Though the AP has called the Democratic nomination for Barack Obama based on its own private delegate counts, I think it’s too early–or maybe too late–to celebrate. Cause the weirdness is just beginning.
Aside: An email list I’m on recently sent out an article advising blog authors to focus on one thing only, and I’m about to break that rule in a big way by writing about the Democratic nomination. But it’s because of other things that I do–namely, genealogical research–that I have the perspective I’m about to share.
I have a distant relation who sends information about the family from time to time. We’ve never met, and aside from the family connection six generations or so back we have nothing in common, which is made abundantly clear from the right-wing emails bashing Obama (not HRC) that he regularly sends out. But getting his email is an interesting opportunity to see how the unofficial smear machine will take on Obama’s candidacy, because every one of them that pops up is getting forwarded.
Last night he sent one that consisted of a collection of supposedly inflammatory quotations from Obama’s books closing with this line and editorial:
And FINALLY the Most Damming one of ALL of them!!!
From Audacity of Hope: ‘I will stand with the Muslims should the political winds shift in an ugly direction.’
Now, it’s hard to imagine how this is supposed to be damning. To begin with, it’s incoherent as a standalone quotation, and it’s only damning if you think that standing with “the Muslims” is unequivocally bad. But if you put it into context, it’s even more puzzling. Here’s the quotation from the book, as sourced by “Right Truth”:
Of course, not all my conversations in immigrant communities follow this easy pattern. In the wake of 9/11, my meetings with Arab and Pakistani Americans, for example, have a more urgent quality, for the stories of detentions and FBI questioning and hard stares from neighbors have shaken their sense of security and belonging. They have been reminded that the history of immigration in this country has a dark underbelly; they need specific reassurances that their citizenship really means something, that America has learned the right lessons from the Japanese internments during World War II, and that I will stand with them should the political winds shift in an ugly direction.
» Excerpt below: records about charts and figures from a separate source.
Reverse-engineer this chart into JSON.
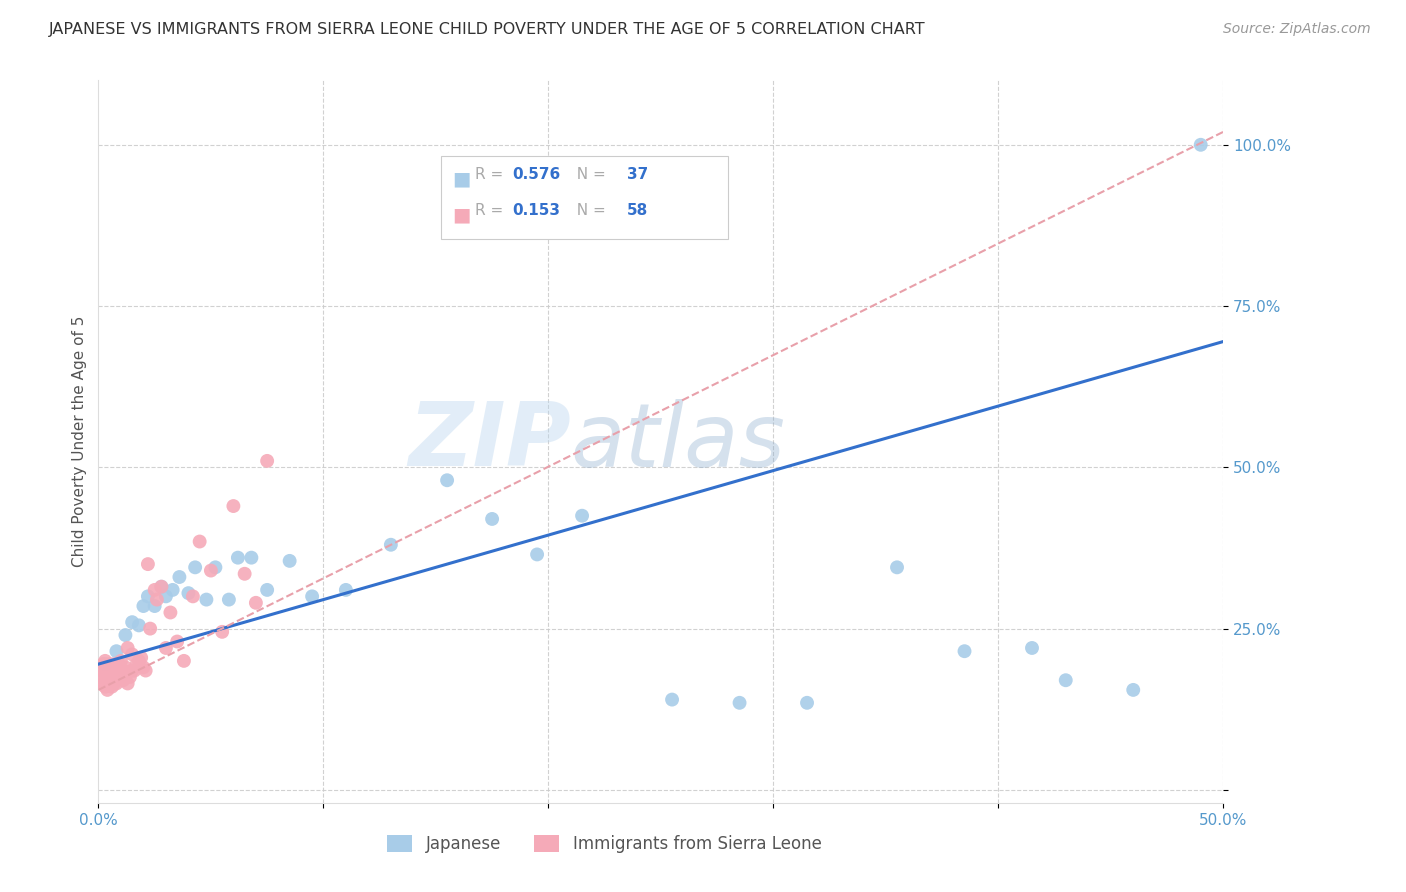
{
  "title": "JAPANESE VS IMMIGRANTS FROM SIERRA LEONE CHILD POVERTY UNDER THE AGE OF 5 CORRELATION CHART",
  "source": "Source: ZipAtlas.com",
  "ylabel": "Child Poverty Under the Age of 5",
  "watermark_zip": "ZIP",
  "watermark_atlas": "atlas",
  "legend_label1": "Japanese",
  "legend_label2": "Immigrants from Sierra Leone",
  "r1": "0.576",
  "n1": "37",
  "r2": "0.153",
  "n2": "58",
  "color1": "#a8cce8",
  "color2": "#f5aab8",
  "trend_color1": "#3370cc",
  "trend_color2": "#e8a0aa",
  "xlim": [
    0.0,
    0.5
  ],
  "ylim": [
    -0.02,
    1.1
  ],
  "yticks": [
    0.0,
    0.25,
    0.5,
    0.75,
    1.0
  ],
  "ytick_labels": [
    "",
    "25.0%",
    "50.0%",
    "75.0%",
    "100.0%"
  ],
  "xticks": [
    0.0,
    0.1,
    0.2,
    0.3,
    0.4,
    0.5
  ],
  "xtick_labels": [
    "0.0%",
    "",
    "",
    "",
    "",
    "50.0%"
  ],
  "japanese_x": [
    0.003,
    0.008,
    0.012,
    0.015,
    0.018,
    0.02,
    0.022,
    0.025,
    0.028,
    0.03,
    0.033,
    0.036,
    0.04,
    0.043,
    0.048,
    0.052,
    0.058,
    0.062,
    0.068,
    0.075,
    0.085,
    0.095,
    0.11,
    0.13,
    0.155,
    0.175,
    0.195,
    0.215,
    0.255,
    0.285,
    0.315,
    0.355,
    0.385,
    0.415,
    0.43,
    0.46,
    0.49
  ],
  "japanese_y": [
    0.195,
    0.215,
    0.24,
    0.26,
    0.255,
    0.285,
    0.3,
    0.285,
    0.315,
    0.3,
    0.31,
    0.33,
    0.305,
    0.345,
    0.295,
    0.345,
    0.295,
    0.36,
    0.36,
    0.31,
    0.355,
    0.3,
    0.31,
    0.38,
    0.48,
    0.42,
    0.365,
    0.425,
    0.14,
    0.135,
    0.135,
    0.345,
    0.215,
    0.22,
    0.17,
    0.155,
    1.0
  ],
  "sierra_leone_x": [
    0.001,
    0.001,
    0.002,
    0.002,
    0.003,
    0.003,
    0.003,
    0.004,
    0.004,
    0.004,
    0.005,
    0.005,
    0.005,
    0.006,
    0.006,
    0.006,
    0.007,
    0.007,
    0.007,
    0.008,
    0.008,
    0.008,
    0.009,
    0.009,
    0.01,
    0.01,
    0.011,
    0.011,
    0.012,
    0.012,
    0.013,
    0.013,
    0.014,
    0.015,
    0.015,
    0.016,
    0.017,
    0.018,
    0.019,
    0.02,
    0.021,
    0.022,
    0.023,
    0.025,
    0.026,
    0.028,
    0.03,
    0.032,
    0.035,
    0.038,
    0.042,
    0.045,
    0.05,
    0.055,
    0.06,
    0.065,
    0.07,
    0.075
  ],
  "sierra_leone_y": [
    0.185,
    0.175,
    0.195,
    0.165,
    0.18,
    0.16,
    0.2,
    0.17,
    0.185,
    0.155,
    0.175,
    0.165,
    0.195,
    0.16,
    0.175,
    0.185,
    0.165,
    0.195,
    0.175,
    0.18,
    0.165,
    0.185,
    0.195,
    0.175,
    0.185,
    0.2,
    0.17,
    0.185,
    0.175,
    0.19,
    0.165,
    0.22,
    0.175,
    0.185,
    0.21,
    0.185,
    0.195,
    0.2,
    0.205,
    0.19,
    0.185,
    0.35,
    0.25,
    0.31,
    0.295,
    0.315,
    0.22,
    0.275,
    0.23,
    0.2,
    0.3,
    0.385,
    0.34,
    0.245,
    0.44,
    0.335,
    0.29,
    0.51
  ],
  "trend1_x0": 0.0,
  "trend1_x1": 0.5,
  "trend1_y0": 0.195,
  "trend1_y1": 0.695,
  "trend2_x0": 0.0,
  "trend2_x1": 0.5,
  "trend2_y0": 0.155,
  "trend2_y1": 1.02
}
Now, I have some basic reading comprehension skills, and I have no problem parsing this: concern that the nation’s xenophobia unfairly penalizes immigrants during national emergencies, remembrance of overreactions of the past, and a recognition that immigrants want national leaders to help them and safeguard their rights. The quotation does not say “I will stand by the Muslims,” but that he sees that the immigrants want their adopted country to stand by them.
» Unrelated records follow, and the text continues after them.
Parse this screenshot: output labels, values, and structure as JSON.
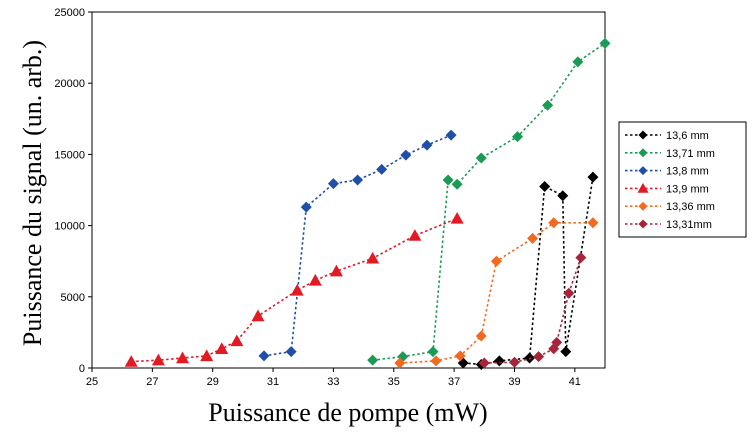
{
  "chart_data": {
    "type": "line",
    "xlabel": "Puissance de pompe (mW)",
    "ylabel": "Puissance du signal (un. arb.)",
    "xlim": [
      25,
      42
    ],
    "ylim": [
      0,
      25000
    ],
    "xticks": [
      "25",
      "27",
      "29",
      "31",
      "33",
      "35",
      "37",
      "39",
      "41"
    ],
    "yticks": [
      "0",
      "5000",
      "10000",
      "15000",
      "20000",
      "25000"
    ],
    "grid": false,
    "legend_position": "right",
    "series": [
      {
        "name": "13,6 mm",
        "color": "#000000",
        "marker": "diamond",
        "points": [
          [
            37.3,
            350
          ],
          [
            37.9,
            250
          ],
          [
            38.5,
            500
          ],
          [
            39.5,
            700
          ],
          [
            40.0,
            12750
          ],
          [
            40.6,
            12100
          ],
          [
            40.7,
            1150
          ],
          [
            41.6,
            13400
          ]
        ]
      },
      {
        "name": "13,71 mm",
        "color": "#1a9b55",
        "marker": "diamond",
        "points": [
          [
            34.3,
            550
          ],
          [
            35.3,
            800
          ],
          [
            36.3,
            1150
          ],
          [
            36.8,
            13200
          ],
          [
            37.1,
            12900
          ],
          [
            37.9,
            14750
          ],
          [
            39.1,
            16250
          ],
          [
            40.1,
            18450
          ],
          [
            41.1,
            21500
          ],
          [
            42.0,
            22800
          ]
        ]
      },
      {
        "name": "13,8 mm",
        "color": "#1f4fa8",
        "marker": "diamond",
        "points": [
          [
            30.7,
            850
          ],
          [
            31.6,
            1150
          ],
          [
            32.1,
            11300
          ],
          [
            33.0,
            12950
          ],
          [
            33.8,
            13200
          ],
          [
            34.6,
            13950
          ],
          [
            35.4,
            14950
          ],
          [
            36.1,
            15650
          ],
          [
            36.9,
            16350
          ]
        ]
      },
      {
        "name": "13,9 mm",
        "color": "#e21a23",
        "marker": "triangle",
        "points": [
          [
            26.3,
            450
          ],
          [
            27.2,
            550
          ],
          [
            28.0,
            700
          ],
          [
            28.8,
            850
          ],
          [
            29.3,
            1350
          ],
          [
            29.8,
            1900
          ],
          [
            30.5,
            3650
          ],
          [
            31.8,
            5450
          ],
          [
            32.4,
            6150
          ],
          [
            33.1,
            6800
          ],
          [
            34.3,
            7700
          ],
          [
            35.7,
            9300
          ],
          [
            37.1,
            10500
          ]
        ]
      },
      {
        "name": "13,36 mm",
        "color": "#f26a1f",
        "marker": "diamond",
        "points": [
          [
            35.2,
            350
          ],
          [
            36.4,
            500
          ],
          [
            37.2,
            850
          ],
          [
            37.9,
            2250
          ],
          [
            38.4,
            7500
          ],
          [
            39.6,
            9100
          ],
          [
            40.3,
            10200
          ],
          [
            41.6,
            10200
          ]
        ]
      },
      {
        "name": "13,31mm",
        "color": "#a8243a",
        "marker": "diamond",
        "points": [
          [
            38.0,
            350
          ],
          [
            39.0,
            400
          ],
          [
            39.8,
            800
          ],
          [
            40.3,
            1350
          ],
          [
            40.4,
            1800
          ],
          [
            40.8,
            5250
          ],
          [
            41.2,
            7750
          ]
        ]
      }
    ]
  }
}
I sent an email back to the author pointing this out. He replied,”Thank you so very much for this statement. It does say that he will stand with the Pakiasttani and Arab Americans if the Political winds shift etc.”
Um, WTF? Not at all what it said, or I said. But this is the sort of “logic” that opponents of Barack will use to try to block his campaign for the white house.
We all need to be alert to this and help put out these smears as they come up. The stakes in this election are too high for our reason to be led astray by those who would manipulate our fears.
2 thoughts on “Preparing for the Obama backlash”
I have to question the judgment of a person who sends out mass political emails to people he doesn’t even know, relative or not.
Yep, and if it’s just him I agree with you. But my parents and a lot of other people do the same thing (though my parents don’t share his views). For people of a certain age, mass-forwarding semi-hysterical political statements is the equivalent of Drudge or Instapundit, and the unchecked spread of this sort of disinformation probably does account for at least some of the age gap on Obama.